Тут включился Моргулис
и зачем-то сказал:
– Сын Анны Андреевны умер…
– Я тут ни при чем! – Индира
Борисовна вся покраснела, разволновалась, полезла за
каплями. А Маргарита Натановна вдруг спокойно
сказала:
– Все умерли, дорогуша. И вы умрете, не волнуйтесь.
– Как вам не стыдно,
Маргарита! – теперь и Моргулис покраснел, стал
быстро ходить. – Мы же вот с вами только сейчас о любви говорили. Стихи
читали. Ну зачем вы так, Маргарита?
– А затем, Александр Ефимович,
что у этих преступлений нет срока давности!
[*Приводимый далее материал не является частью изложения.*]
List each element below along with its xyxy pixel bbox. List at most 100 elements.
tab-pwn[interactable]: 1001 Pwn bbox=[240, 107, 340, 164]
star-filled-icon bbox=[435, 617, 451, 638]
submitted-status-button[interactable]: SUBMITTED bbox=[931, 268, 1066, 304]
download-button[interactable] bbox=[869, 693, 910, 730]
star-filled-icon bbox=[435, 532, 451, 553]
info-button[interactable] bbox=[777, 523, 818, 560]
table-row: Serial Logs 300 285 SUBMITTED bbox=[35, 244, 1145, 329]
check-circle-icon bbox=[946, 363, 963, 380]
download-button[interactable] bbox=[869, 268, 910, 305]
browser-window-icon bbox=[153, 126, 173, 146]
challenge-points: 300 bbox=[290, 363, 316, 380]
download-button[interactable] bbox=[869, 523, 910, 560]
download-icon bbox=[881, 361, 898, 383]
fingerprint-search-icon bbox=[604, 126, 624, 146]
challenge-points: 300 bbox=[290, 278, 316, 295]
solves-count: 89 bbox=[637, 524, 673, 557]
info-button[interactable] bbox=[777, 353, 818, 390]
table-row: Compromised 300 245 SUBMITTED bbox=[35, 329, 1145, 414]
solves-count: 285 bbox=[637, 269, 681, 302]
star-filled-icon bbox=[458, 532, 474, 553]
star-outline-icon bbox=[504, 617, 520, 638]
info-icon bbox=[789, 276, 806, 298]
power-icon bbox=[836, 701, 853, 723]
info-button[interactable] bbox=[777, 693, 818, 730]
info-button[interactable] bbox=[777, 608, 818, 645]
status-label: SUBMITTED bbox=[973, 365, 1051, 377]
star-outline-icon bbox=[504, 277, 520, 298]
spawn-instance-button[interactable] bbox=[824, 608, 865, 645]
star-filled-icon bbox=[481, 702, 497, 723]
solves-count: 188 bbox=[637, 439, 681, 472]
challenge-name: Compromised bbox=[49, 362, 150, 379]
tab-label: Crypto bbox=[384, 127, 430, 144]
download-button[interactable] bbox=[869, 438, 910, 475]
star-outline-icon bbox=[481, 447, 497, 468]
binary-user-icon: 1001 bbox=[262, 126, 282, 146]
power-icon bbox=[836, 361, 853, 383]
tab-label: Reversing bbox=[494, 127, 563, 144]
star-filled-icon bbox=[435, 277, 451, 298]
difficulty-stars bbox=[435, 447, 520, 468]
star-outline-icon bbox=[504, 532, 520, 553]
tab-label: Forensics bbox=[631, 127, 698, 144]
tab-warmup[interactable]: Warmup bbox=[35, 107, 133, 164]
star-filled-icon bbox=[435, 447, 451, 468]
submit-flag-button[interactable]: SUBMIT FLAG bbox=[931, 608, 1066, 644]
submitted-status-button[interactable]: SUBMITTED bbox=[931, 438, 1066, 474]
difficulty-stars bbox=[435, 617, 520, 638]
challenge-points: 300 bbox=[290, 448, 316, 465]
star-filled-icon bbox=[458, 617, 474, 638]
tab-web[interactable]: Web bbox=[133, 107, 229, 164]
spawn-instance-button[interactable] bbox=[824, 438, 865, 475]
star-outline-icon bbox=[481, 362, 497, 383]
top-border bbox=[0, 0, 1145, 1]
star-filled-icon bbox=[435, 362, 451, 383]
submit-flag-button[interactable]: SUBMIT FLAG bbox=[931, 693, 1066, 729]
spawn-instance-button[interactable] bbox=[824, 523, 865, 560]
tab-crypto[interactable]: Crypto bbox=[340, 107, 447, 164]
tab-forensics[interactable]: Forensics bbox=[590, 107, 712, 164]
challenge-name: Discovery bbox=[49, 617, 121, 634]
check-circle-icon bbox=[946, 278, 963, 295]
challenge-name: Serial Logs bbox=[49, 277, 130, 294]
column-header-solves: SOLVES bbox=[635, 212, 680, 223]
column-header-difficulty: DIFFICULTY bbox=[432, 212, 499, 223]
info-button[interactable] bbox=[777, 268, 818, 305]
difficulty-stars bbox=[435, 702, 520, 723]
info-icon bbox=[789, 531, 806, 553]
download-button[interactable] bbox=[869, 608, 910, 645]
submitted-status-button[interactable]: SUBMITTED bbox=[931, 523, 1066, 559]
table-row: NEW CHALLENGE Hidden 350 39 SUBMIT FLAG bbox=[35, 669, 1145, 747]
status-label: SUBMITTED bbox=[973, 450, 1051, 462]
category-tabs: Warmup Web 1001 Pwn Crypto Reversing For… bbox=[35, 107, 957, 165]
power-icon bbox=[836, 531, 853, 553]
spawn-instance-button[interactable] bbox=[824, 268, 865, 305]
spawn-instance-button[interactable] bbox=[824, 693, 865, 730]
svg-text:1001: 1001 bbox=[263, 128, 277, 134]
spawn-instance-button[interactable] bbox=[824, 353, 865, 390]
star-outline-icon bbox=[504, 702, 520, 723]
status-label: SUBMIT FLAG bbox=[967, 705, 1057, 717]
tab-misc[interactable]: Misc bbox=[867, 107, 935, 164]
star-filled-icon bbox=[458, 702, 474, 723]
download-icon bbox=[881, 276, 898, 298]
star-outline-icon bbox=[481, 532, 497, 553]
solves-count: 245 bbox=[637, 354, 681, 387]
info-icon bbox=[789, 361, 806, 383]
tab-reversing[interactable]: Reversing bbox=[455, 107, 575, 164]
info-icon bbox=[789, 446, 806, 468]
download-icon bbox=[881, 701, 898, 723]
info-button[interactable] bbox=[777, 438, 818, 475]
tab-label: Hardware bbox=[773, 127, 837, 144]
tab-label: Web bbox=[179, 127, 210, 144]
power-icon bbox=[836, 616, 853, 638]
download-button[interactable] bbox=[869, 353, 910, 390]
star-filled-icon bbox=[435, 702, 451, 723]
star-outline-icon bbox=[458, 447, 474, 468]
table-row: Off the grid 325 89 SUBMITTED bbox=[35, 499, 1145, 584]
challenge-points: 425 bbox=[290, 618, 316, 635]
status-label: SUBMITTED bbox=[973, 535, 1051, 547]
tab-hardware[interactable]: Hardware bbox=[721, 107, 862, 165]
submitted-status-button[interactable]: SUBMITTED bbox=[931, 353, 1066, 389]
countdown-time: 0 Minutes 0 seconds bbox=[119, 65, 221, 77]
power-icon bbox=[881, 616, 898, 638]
Тут вмешался Давид Исаакович:
– Марго. Никто никого не убил,
что ты, в самом деле. Я бы еще понял, если бы вы выясняли, был ли у них
секс.
– Секс? Ой, Давид, у вас,
мужчин, только одно на уме.
Индира Борисовна на слове «секс»
встрепенулась:
– У кого? У Ахматовой с
Зощенко?
– Какая вы, Индира, все-таки
сволочь. Сначала затравила великих советских писателей. А теперь распускает о
них грязные сплетни!
* * *
На лекции старика Моргулиса о творчестве поэта Бродского русская старуха Катя
обозвала Марину Басманову проституткой. Наталья
Александровна возмущенно сказала Кате: «Как вы смеете!»
Старик Натан Исаевич – глухой-то
он глухой, но попросил фото Марины покрупней.
И сам Моргулис
тоже хорош.
Говорит: «Родителей не пускали к
сыну в США. А отъезд в Израиль они даже и не рассматривали – тут ведь тоже
тогда было неспокойно, потому что это был 1973 год».
И пересказал зачем-то войну Судного
Дня со всеми – включая аннексию Голанских высот – нюансами баталии.